Ein Grund dafür liegt offenbar in der fehlenden flächendeckenden Präsenz, die auch mit stetigen Neueröffnungen solcher Geschäfte nicht geschlossen werden kann. Immerhin geben 51 Prozent der Befragten an, keinen Unverpacktladen in ihrer Nähe zu haben.

Doch es schenit, als solle sich daran künftig etwas ändern. Denn parallel zur steigenden Anzahl kleiner Läden rüsten auch große Supermarktketten ihr nachhaltiges Produktsortiment auf. Nachdem bereits Einwegtragetaschen aus vielen Supermärkten verschwunden sind, soll nun auch in Plastik verpacktes Gemüse der Vergangenheit angehören. Rewe zum Beispiel verabschiedet sich demnächst davon, seine Bio-Gurken in Plastik einzuschweißen – ein großes Ärgernis für viele Kunden.

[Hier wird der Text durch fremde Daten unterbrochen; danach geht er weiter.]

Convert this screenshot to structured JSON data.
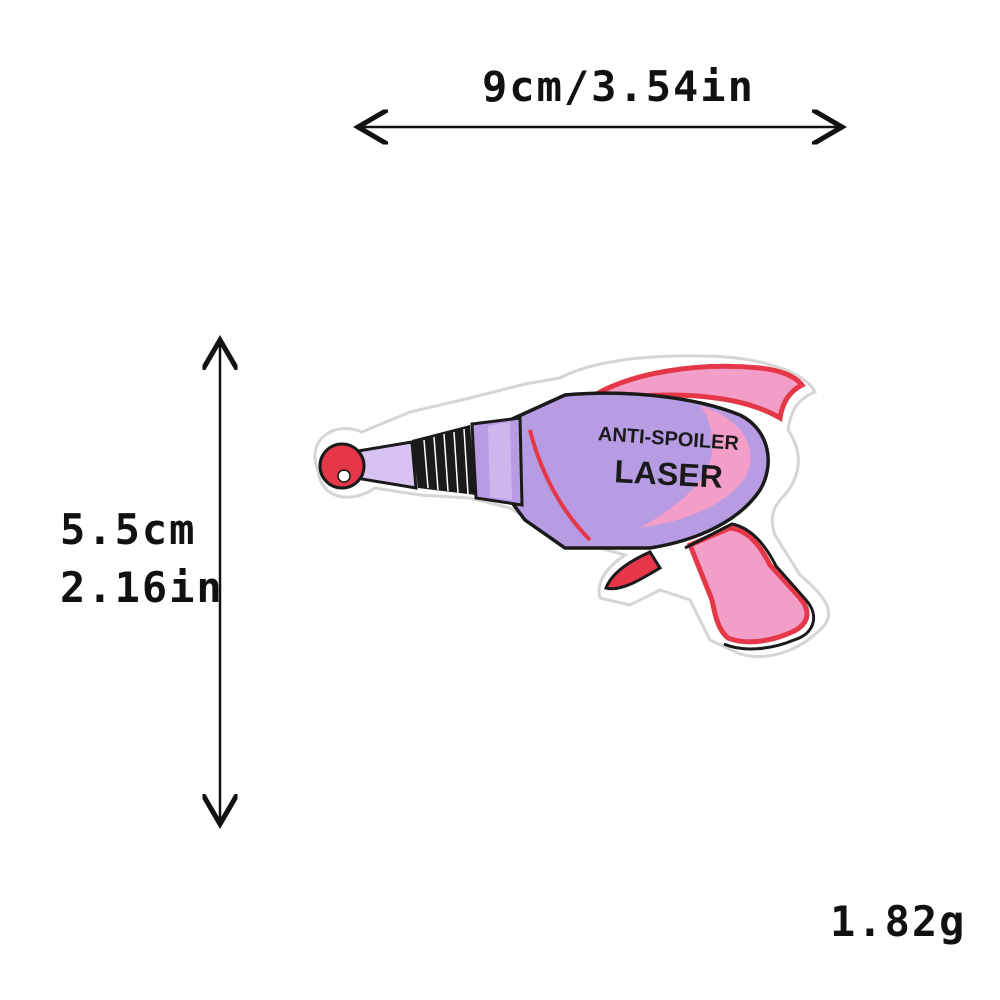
{
  "dimensions": {
    "width_label": "9cm/3.54in",
    "height_cm": "5.5cm",
    "height_in": "2.16in",
    "weight": "1.82g"
  },
  "product": {
    "patch_text_line1": "ANTI-SPOILER",
    "patch_text_line2": "LASER"
  },
  "colors": {
    "lavender": "#b79be3",
    "lavender_light": "#d7c2f1",
    "pink": "#f29ec8",
    "red": "#e53747",
    "outline": "#1a1a1a"
  }
}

Zudem will der zweitgrößte deutsche Lebensmitteleinzelhändler bis zum Jahr 2030 sämtliche Produkte der Eigenmarken umweltfreundlich anbieten. „Das Thema Plastik ist derzeit in aller Munde“, sagte der Vorstandsvorsitzende der Rewe-Gruppe, Lionel Souque, der „Frankfurter Allgemeinen Zeitung“ im vergangenen Jahr. „Und das zu recht.“

Auch an der Frischetheke etablieren Einzelhändler wie Edeka zunehmend Alternativen zu Plastikverpackungen. In einem Pilotmarkt in Büsum testet Edeka an der Wursttheke den Einsatz von Mehrwegboxen. Mit Erfolg: Nach Edeka-Angaben zeigen sich von der Idee zur Reduzierung von Verpackungsmüll begeistert.